Das Projekt Usis soll und muss die Erkenntnis bringen, wie die innere Sicherheit auch mit den anderen Mitteln noch zu verbessern ist. Ich sage das deshalb auch ausdrücklich, weil es völlig falsch wäre, der Armee, die ein Teil der Sicherheitspolitik ist, eine ausschliessliche und völlig neue Rolle bei der Bewältigung von Bedrohungen und Gefahren zuzuerkennen. Es kann nicht angehen, dass die Armee anstelle der polizeilichen Kräfte im Sinne von subsidiären Einsätzen immer mehr Polizeiaufgaben übernimmt; das kann nicht die Aufgabe der Armee sein. Wir bedauern eigentlich, dass das Projekt Usis nicht parallel zu dieser Armeediskussion auf den Tisch des Hauses gekommen ist, dann hätten wir einen Gesamtüberblick und eine Gesamtschau. Wir wissen - und sind hier mit dem Bundesrat einig -, dass das neue Armeeleitbild jetzt umgesetzt werden muss. Wir wollen aber auch keine Präjudizien, die ein Miteinander und Ineinander in Zukunft gefährden.
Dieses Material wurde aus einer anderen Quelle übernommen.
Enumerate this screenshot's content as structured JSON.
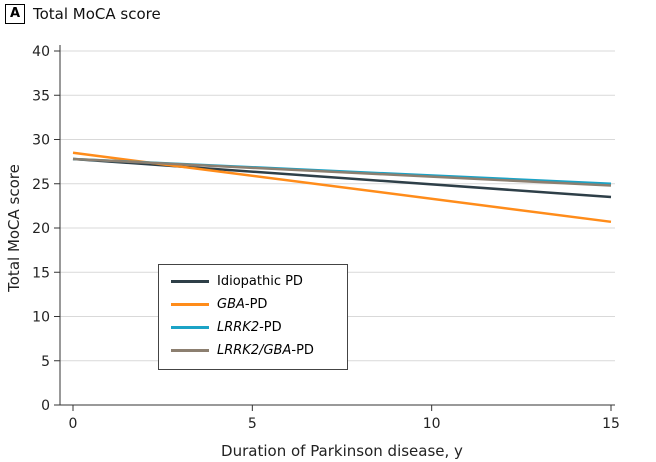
{
  "panel_label": "A",
  "chart_data": {
    "type": "line",
    "title": "Total MoCA score",
    "xlabel": "Duration of Parkinson disease, y",
    "ylabel": "Total MoCA score",
    "xlim": [
      0,
      15
    ],
    "ylim": [
      0,
      40
    ],
    "xticks": [
      0,
      5,
      10,
      15
    ],
    "yticks": [
      0,
      5,
      10,
      15,
      20,
      25,
      30,
      35,
      40
    ],
    "grid": "horizontal",
    "legend_placement": "bottom-left",
    "series": [
      {
        "name": "Idiopathic PD",
        "name_italic": "",
        "name_rest": "Idiopathic PD",
        "color": "#2e3f48",
        "x": [
          0,
          15
        ],
        "y": [
          27.8,
          23.5
        ]
      },
      {
        "name": "GBA-PD",
        "name_italic": "GBA",
        "name_rest": "-PD",
        "color": "#ff8c1a",
        "x": [
          0,
          15
        ],
        "y": [
          28.5,
          20.7
        ]
      },
      {
        "name": "LRRK2-PD",
        "name_italic": "LRRK2",
        "name_rest": "-PD",
        "color": "#1ba3c6",
        "x": [
          0,
          15
        ],
        "y": [
          27.8,
          25.0
        ]
      },
      {
        "name": "LRRK2/GBA-PD",
        "name_italic": "LRRK2/GBA",
        "name_rest": "-PD",
        "color": "#8c7f70",
        "x": [
          0,
          15
        ],
        "y": [
          27.8,
          24.8
        ]
      }
    ]
  }
}
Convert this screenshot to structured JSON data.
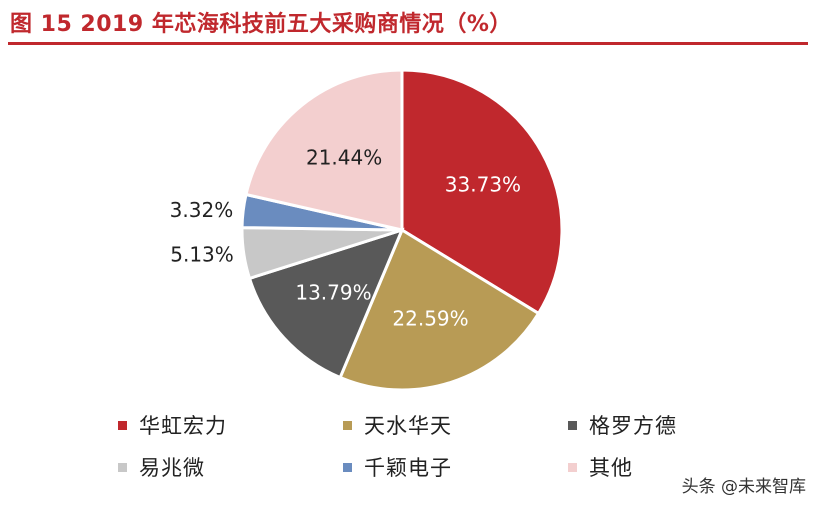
{
  "title": "图 15  2019 年芯海科技前五大采购商情况（%）",
  "watermark": "头条 @未来智库",
  "chart_data": {
    "type": "pie",
    "title": "图 15  2019 年芯海科技前五大采购商情况（%）",
    "unit": "%",
    "legend_position": "bottom",
    "slices": [
      {
        "label": "华虹宏力",
        "value": 33.73,
        "display": "33.73%",
        "color": "#c0282d"
      },
      {
        "label": "天水华天",
        "value": 22.59,
        "display": "22.59%",
        "color": "#b89b55"
      },
      {
        "label": "格罗方德",
        "value": 13.79,
        "display": "13.79%",
        "color": "#595959"
      },
      {
        "label": "易兆微",
        "value": 5.13,
        "display": "5.13%",
        "color": "#c8c8c8"
      },
      {
        "label": "千颖电子",
        "value": 3.32,
        "display": "3.32%",
        "color": "#6a8cbf"
      },
      {
        "label": "其他",
        "value": 21.44,
        "display": "21.44%",
        "color": "#f3cfcf"
      }
    ]
  }
}
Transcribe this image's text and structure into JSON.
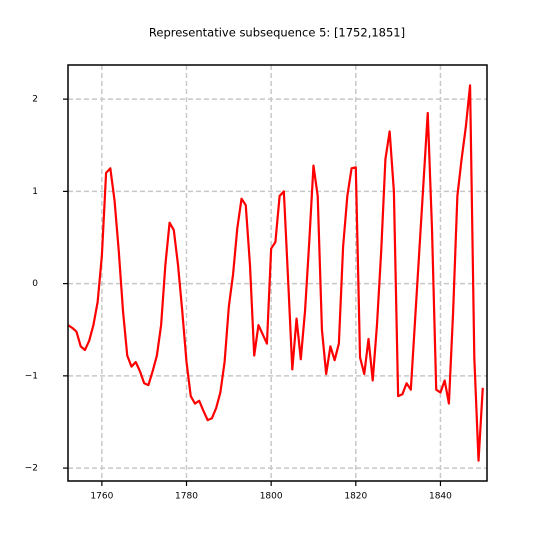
{
  "chart_data": {
    "type": "line",
    "title": "Representative subsequence 5: [1752,1851]",
    "x": [
      1752,
      1753,
      1754,
      1755,
      1756,
      1757,
      1758,
      1759,
      1760,
      1761,
      1762,
      1763,
      1764,
      1765,
      1766,
      1767,
      1768,
      1769,
      1770,
      1771,
      1772,
      1773,
      1774,
      1775,
      1776,
      1777,
      1778,
      1779,
      1780,
      1781,
      1782,
      1783,
      1784,
      1785,
      1786,
      1787,
      1788,
      1789,
      1790,
      1791,
      1792,
      1793,
      1794,
      1795,
      1796,
      1797,
      1798,
      1799,
      1800,
      1801,
      1802,
      1803,
      1804,
      1805,
      1806,
      1807,
      1808,
      1809,
      1810,
      1811,
      1812,
      1813,
      1814,
      1815,
      1816,
      1817,
      1818,
      1819,
      1820,
      1821,
      1822,
      1823,
      1824,
      1825,
      1826,
      1827,
      1828,
      1829,
      1830,
      1831,
      1832,
      1833,
      1834,
      1835,
      1836,
      1837,
      1838,
      1839,
      1840,
      1841,
      1842,
      1843,
      1844,
      1845,
      1846,
      1847,
      1848,
      1849,
      1850
    ],
    "series": [
      {
        "color": "#ff0000",
        "values": [
          -0.45,
          -0.48,
          -0.52,
          -0.68,
          -0.72,
          -0.62,
          -0.45,
          -0.2,
          0.3,
          1.2,
          1.25,
          0.9,
          0.35,
          -0.3,
          -0.78,
          -0.9,
          -0.85,
          -0.95,
          -1.08,
          -1.1,
          -0.95,
          -0.78,
          -0.45,
          0.2,
          0.66,
          0.58,
          0.2,
          -0.3,
          -0.85,
          -1.22,
          -1.3,
          -1.27,
          -1.38,
          -1.48,
          -1.46,
          -1.35,
          -1.18,
          -0.85,
          -0.25,
          0.1,
          0.6,
          0.92,
          0.85,
          0.2,
          -0.78,
          -0.45,
          -0.55,
          -0.65,
          0.38,
          0.45,
          0.95,
          1.0,
          0.05,
          -0.93,
          -0.38,
          -0.82,
          -0.3,
          0.45,
          1.28,
          0.95,
          -0.5,
          -0.98,
          -0.68,
          -0.83,
          -0.65,
          0.4,
          0.95,
          1.25,
          1.26,
          -0.8,
          -0.98,
          -0.6,
          -1.05,
          -0.45,
          0.35,
          1.35,
          1.65,
          1.0,
          -1.22,
          -1.2,
          -1.08,
          -1.15,
          -0.4,
          0.35,
          1.1,
          1.85,
          0.6,
          -1.15,
          -1.18,
          -1.05,
          -1.3,
          -0.3,
          0.95,
          1.35,
          1.7,
          2.15,
          -0.8,
          -1.92,
          -1.13
        ]
      }
    ],
    "xlim": [
      1752,
      1851
    ],
    "xticks": [
      1760,
      1780,
      1800,
      1820,
      1840
    ],
    "ylim": [
      -2.14,
      2.37
    ],
    "yticks": [
      {
        "value": -2,
        "label": "−2"
      },
      {
        "value": -1,
        "label": "−1"
      },
      0,
      1,
      2
    ],
    "grid": true
  }
}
Die FDP-Fraktion stimmt dem Armeeleitbild zu und wird die Rückweisungsanträge ablehnen. Aus folgenden Gründen ist vor allem der Rückweisungsantrag Haering abzulehnen: erstens, weil wir die Forderung nach friedensfördernden Einsätzen mit der Änderung des Militärgesetzes in Artikel 69 vom 21. Juni 2001 weitgehend erfüllt haben; zweitens, weil der Stand der Bereitschaft der "Armee XXI" für den Verteidigungsauftrag heute schon auf zehn Jahre ausgerichtet ist und keine Reduktionen in der Zielsetzung des Verteidigungsauftrages und in den finanziellen Mitteln zulässt - deshalb ist ein Kostenrahmen von 2,5 bis 3 Milliarden Franken unverantwortlich und abzulehnen; drittens, weil das Projekt Usis so weit fortgeschritten ist, dass Antworten auf die Eckwerte gemäss Ziffer 3 und 4 des Rückweisungsantrages gegeben werden können; viertens, weil nach unserer Ansicht die konsequente Erfüllung der Eckwerte des Rückweisungsantrages Haering eine ebenso starke, aber vielleicht noch professionellere Armee brauchen würde, die wahrscheinlich noch mehr als 4,3 Milliarden Franken kosten würde.

Ich bitte Sie im Namen der FDP-Fraktion, dem Armeeleitbild zuzustimmen und die Rückweisungsanträge abzulehnen.